Pietro goes on to high school, Bruno to work with his uncle on construction sites, his childhood, as the adult Pietro notes in his narration, effectively over at 13. It will be 15 years before the two meet again, when a directionless Pietro returns to Grana after the death of his engineer father, Giovanni (Filippo Timi), with whom he had the same arm’s-length relationship he has with everything else. Yet still he finds himself, at Bruno’s urging, pitching in to help resurrect a remote mountain house that Bruno, who became closer to Pietro’s parents than their actual son was capable of being, promised Giovanni he would rebuild.

 

Like the pace of mountain life, co-directors Felix van Groeningen and Charlotte Vandermeersch’s soulful adaptation of Paolo Cognetti’s 2016 novel moves as slowly as a glacial melt, its slant on individual destiny played out primarily in the unspoken.
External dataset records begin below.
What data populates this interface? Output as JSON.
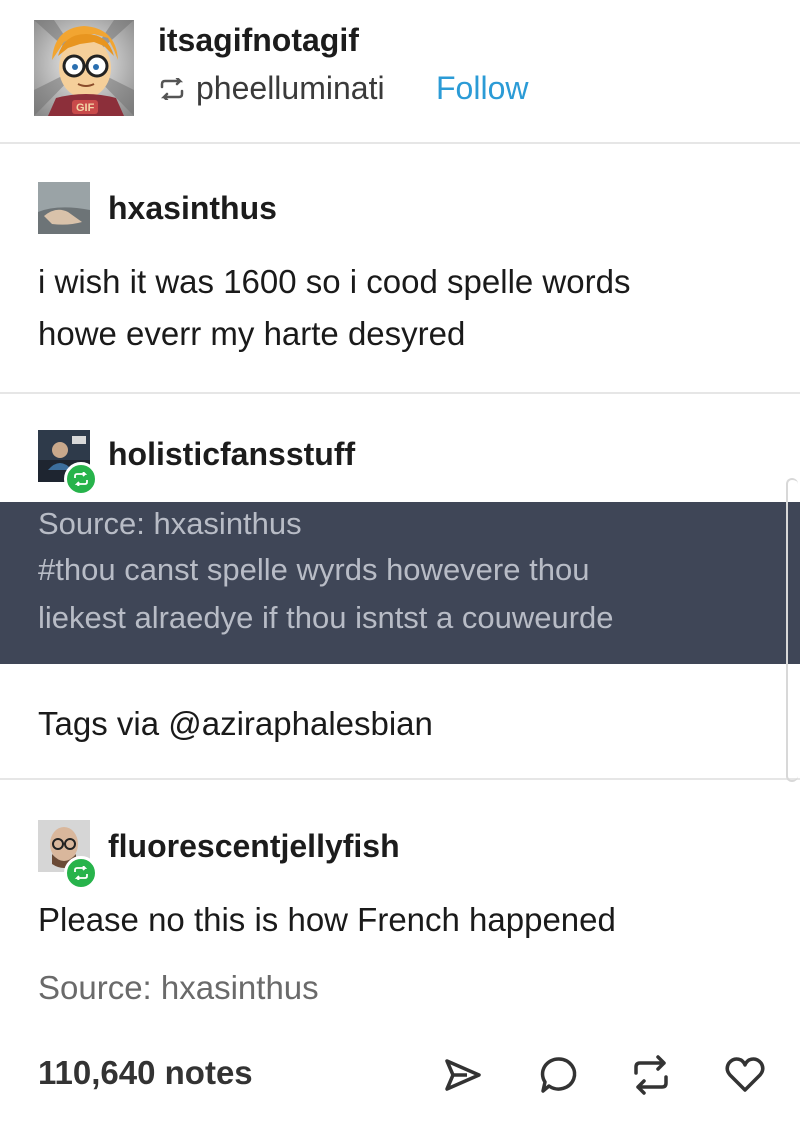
{
  "header": {
    "username": "itsagifnotagif",
    "reblogged_from": "pheelluminati",
    "follow_label": "Follow",
    "avatar_badge_text": "GIF"
  },
  "posts": [
    {
      "username": "hxasinthus",
      "lines": [
        "i wish it was 1600 so i cood spelle words",
        "howe everr my harte desyred"
      ]
    },
    {
      "username": "holisticfansstuff",
      "tags": [
        "Source: hxasinthus",
        "#thou canst spelle wyrds howevere thou",
        "liekest alraedye if thou isntst a couweurde"
      ],
      "text": "Tags via @aziraphalesbian"
    },
    {
      "username": "fluorescentjellyfish",
      "text": "Please no this is how French happened",
      "source": "Source: hxasinthus"
    }
  ],
  "footer": {
    "notes": "110,640 notes"
  },
  "colors": {
    "follow": "#2b9bd6",
    "tag_background": "#3f4657",
    "reblog_badge": "#27b34b"
  }
}
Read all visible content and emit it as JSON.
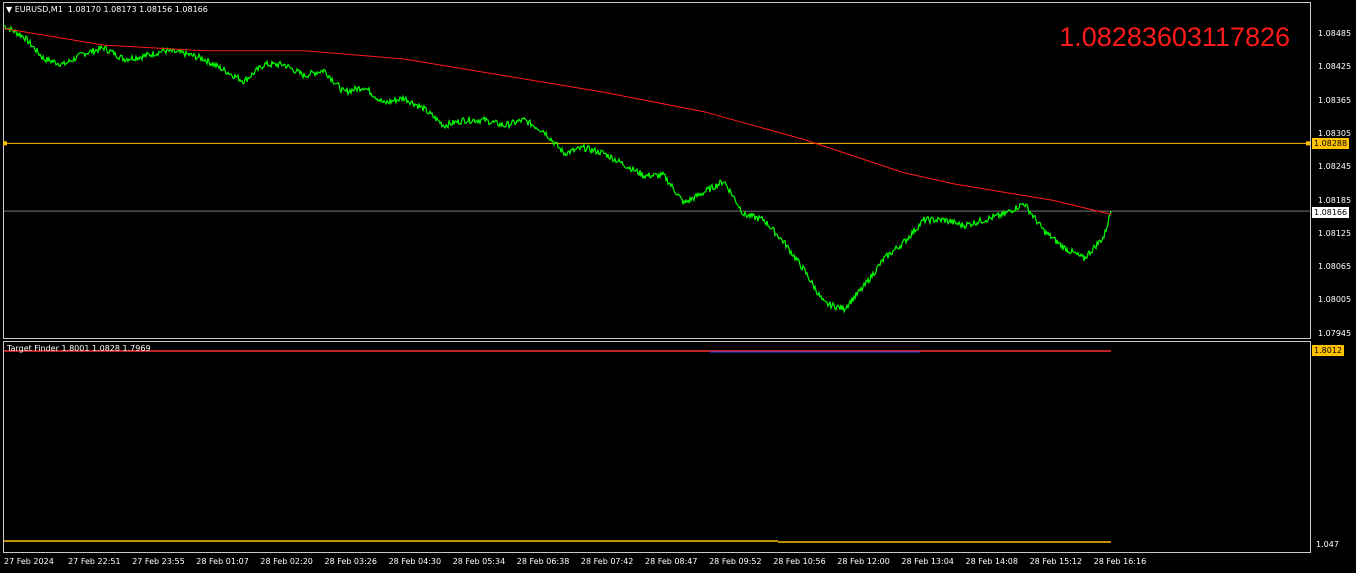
{
  "main": {
    "symbol_label": "EURUSD,M1",
    "ohlc": "1.08170 1.08173 1.08156 1.08166",
    "big_value": "1.08283603117826",
    "price_ticks": [
      "1.08485",
      "1.08425",
      "1.08365",
      "1.08305",
      "1.08245",
      "1.08185",
      "1.08125",
      "1.08065",
      "1.08005",
      "1.07945"
    ],
    "hline_price_tag": "1.08288",
    "current_price_tag": "1.08166",
    "colors": {
      "price": "#00ff00",
      "ma": "#ff1a1a",
      "hline": "#ffc000",
      "current": "#c0c0c0"
    }
  },
  "sub": {
    "title": "Target Finder 1.8001 1.0828 1.7969",
    "top_tag": "1.8012",
    "bottom_tick": "1.047",
    "colors": {
      "top_line": "#ff3030",
      "bottom_line": "#ffc000"
    }
  },
  "time_axis": [
    "27 Feb 2024",
    "27 Feb 22:51",
    "27 Feb 23:55",
    "28 Feb 01:07",
    "28 Feb 02:20",
    "28 Feb 03:26",
    "28 Feb 04:30",
    "28 Feb 05:34",
    "28 Feb 06:38",
    "28 Feb 07:42",
    "28 Feb 08:47",
    "28 Feb 09:52",
    "28 Feb 10:56",
    "28 Feb 12:00",
    "28 Feb 13:04",
    "28 Feb 14:08",
    "28 Feb 15:12",
    "28 Feb 16:16"
  ],
  "chart_data": {
    "type": "line",
    "series": [
      {
        "name": "",
        "x_index": [
          0,
          20,
          40,
          60,
          80,
          100,
          120,
          140,
          160,
          180,
          200,
          220,
          240,
          260,
          280,
          300,
          320,
          340,
          360,
          380,
          400,
          420,
          440,
          460,
          480,
          500,
          520,
          540,
          560,
          580,
          600,
          620,
          640,
          660,
          680,
          700,
          720,
          740,
          760,
          780,
          800,
          820,
          840,
          860,
          880,
          900,
          920,
          940,
          960,
          980,
          1000,
          1020,
          1040,
          1060,
          1080,
          1100,
          1107
        ],
        "values": [
          1.085,
          1.0848,
          1.0844,
          1.0843,
          1.0845,
          1.0846,
          1.0844,
          1.08445,
          1.08455,
          1.0845,
          1.0844,
          1.0842,
          1.084,
          1.0843,
          1.0843,
          1.0841,
          1.0842,
          1.0838,
          1.0839,
          1.0836,
          1.0837,
          1.0835,
          1.0832,
          1.0833,
          1.0833,
          1.0832,
          1.0833,
          1.0831,
          1.0827,
          1.0828,
          1.0827,
          1.0825,
          1.0823,
          1.0823,
          1.0818,
          1.082,
          1.0822,
          1.0816,
          1.0815,
          1.0811,
          1.0806,
          1.08,
          1.0799,
          1.0803,
          1.0808,
          1.0811,
          1.0815,
          1.0815,
          1.0814,
          1.0815,
          1.0816,
          1.0818,
          1.0813,
          1.081,
          1.0808,
          1.0812,
          1.08166
        ]
      },
      {
        "name": "",
        "x_index": [
          0,
          100,
          200,
          300,
          400,
          500,
          600,
          700,
          800,
          850,
          900,
          950,
          1000,
          1050,
          1107
        ],
        "values": [
          1.08495,
          1.08465,
          1.08455,
          1.08455,
          1.0844,
          1.0841,
          1.0838,
          1.08345,
          1.08295,
          1.08265,
          1.08235,
          1.08215,
          1.082,
          1.08185,
          1.0816
        ]
      }
    ],
    "ylim": [
      1.0793,
      1.0852
    ],
    "grid": false
  }
}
Since neither Pietro nor Bruno are big talkers, the majesty of the untouched landscape, with its resonance in Buddhist philosophy and the reassurance of its permanence, speaks the volumes they never have. The rough-hewn cottage they build together is their unspoken statement of friendship and faith — a touchstone for Pietro in his self-exploratory travels and a refuge for montanaro Pedro when all else has fallen away.